Before you go out and purchase a neck strap for another pair of glasses, you should know something. You are not turning into your parents. There is nothing to be ashamed of when needing glasses to be more productive at work. It’s becoming common for younger people too.
If you are over 40 years of age, mid-life angst might creep into your mind. At your eye exam, you may be hesitant to admit that it is difficult to see the computer screen at work. You may be suffering from eye strain. As we age our eye muscles are not as strong as they used to be, and the cornea can thicken a bit. This condition is known as Presbyopia.
Presbyopia is normal with age but can be complicated by the amount of time you spend staring at a digital screen. The first signs include difficulty seeing tiny print, images far away, and can cause headaches. Don’t rush to conclusions. You might not need to purchase multiple pairs of glasses. One for regular viewing, reading glasses, and glasses for the computer or multiple options like bifocals, trifocals, night vision coating, etc. Eyeglasses have come a long way, and the options are trendier and can serve multiple purposes with a single pair.
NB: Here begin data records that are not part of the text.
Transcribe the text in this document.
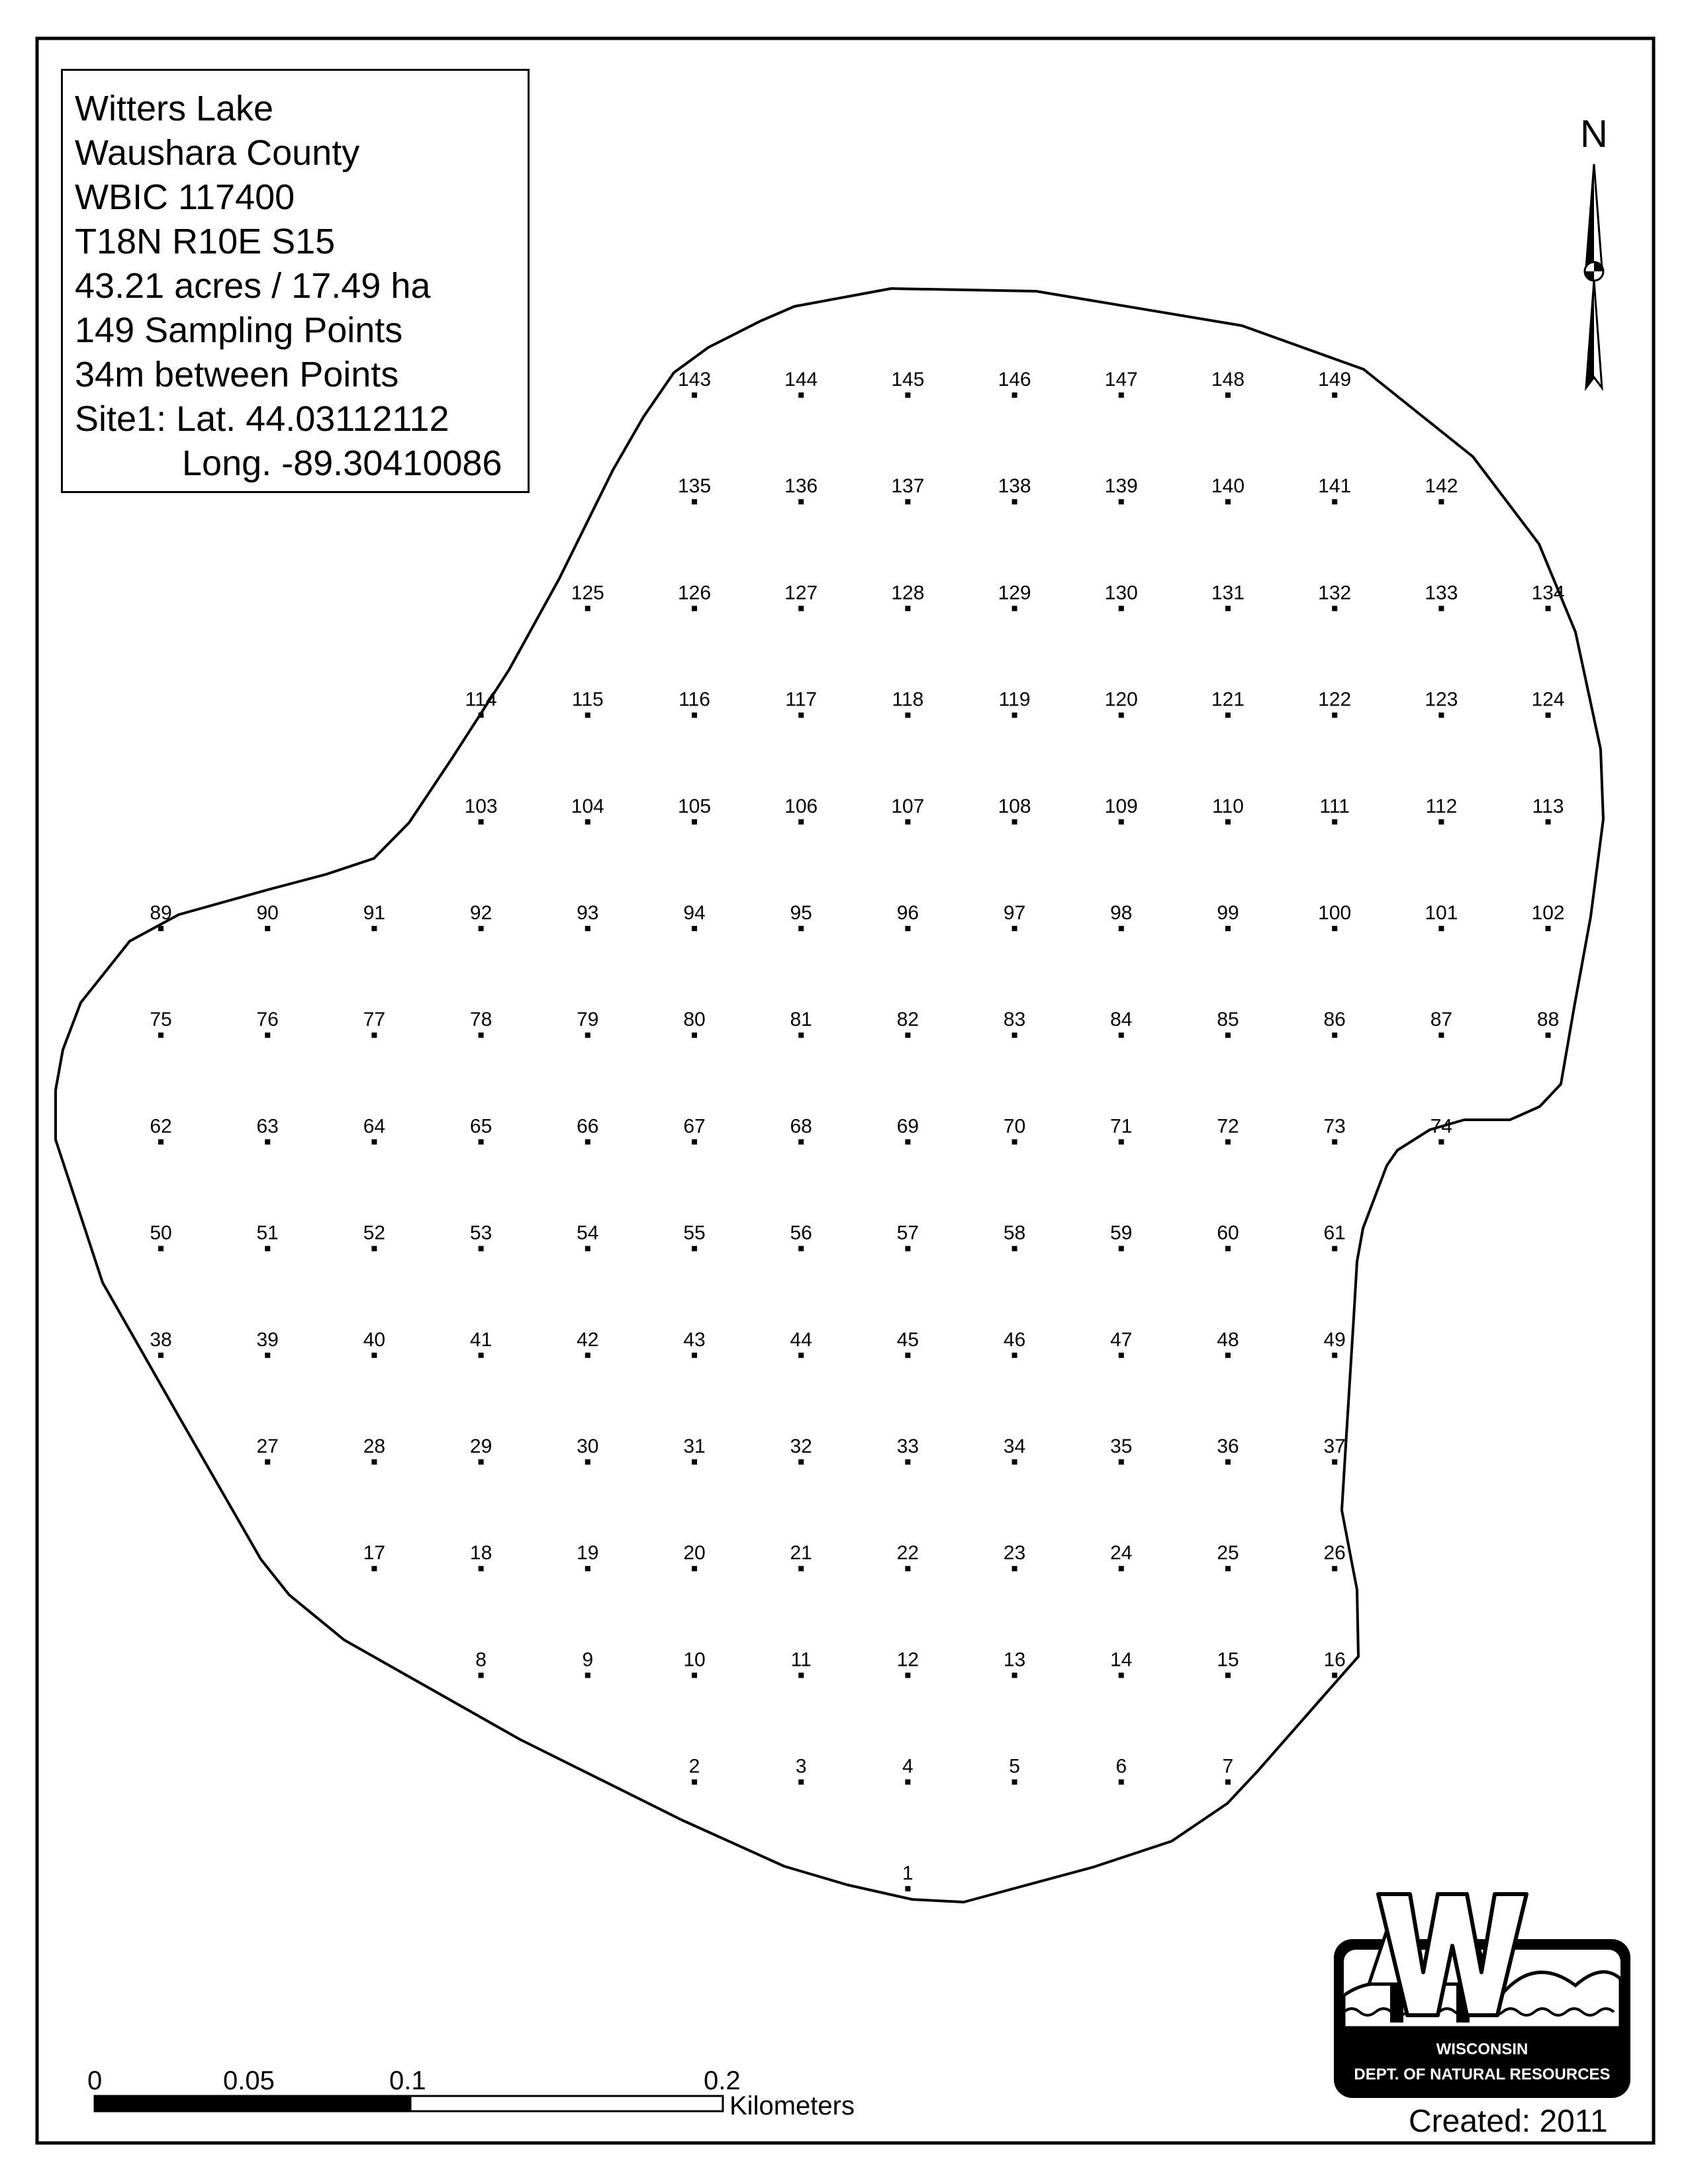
143	144	145	146	147	148	149
135	136	137	138	139	140	141	142
125	126	127	128	129	130	131	132	133	134
114	115	116	117	118	119	120	121	122	123	124
103	104	105	106	107	108	109	110	111	112	113
89	90	91	92	93	94	95	96	97	98	99	100	101	102
75	76	77	78	79	80	81	82	83	84	85	86	87	88
62	63	64	65	66	67	68	69	70	71	72	73	74
50	51	52	53	54	55	56	57	58	59	60	61
38	39	40	41	42	43	44	45	46	47	48	49
27	28	29	30	31	32	33	34	35	36	37
17	18	19	20	21	22	23	24	25	26
8	9	10	11	12	13	14	15	16
2	3	4	5	6	7
1
N
WISCONSIN
DEPT. OF NATURAL RESOURCES
Witters Lake
Waushara County
WBIC 117400
T18N R10E S15
43.21 acres / 17.49 ha
149 Sampling Points
34m between Points
Site1: Lat. 44.03112112
Long. -89.30410086
0	0.05	0.1	0.2
Kilometers	Created: 2011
An optometrist will determine which type is best for the patient. Lifestyle will play a significant roll in the choices your eye doctor makes. If you are only on the computer at work, or at random moments, then a separate pair may be cost-effective. Someone who uses technology more often may benefit from progressive lenses. Be honest with the eye doctor and allow them to assess the overall situation, not just the findings from a comprehensive eye exam.
There are benefits to having a separate pair for the computer. First is practicality. If you have a designated pair of glasses for the computer, then it would make sense to store them at the computer. There is no need to fumble through multiple cases to find the glasses that address the current situation.
Second is that computer glasses are proven to reduce errors and increase productivity. A study was performed and found that the symptoms were lessened in people already diagnosed with Presbyopia. Due to the conclusion of the study, some employers are paying for glasses, since it can save them more money in the long run.
Lastly, your symptoms will improve. Headaches may resolve, eye strain, dry eyes, blurred vision, and shoulder pain from all the positioning to struggle to see the screen. Depending on your preference, no one will even know you have them unless you tell them.
We don’t seem to think about our eye health as readily as we do the rest of our bodies. There is no stigma anymore, about needing glasses. The stigma is in not getting the help you need to be the best version of yourself possible. Besides, the person sitting in the next cubicle may even be wearing a pair.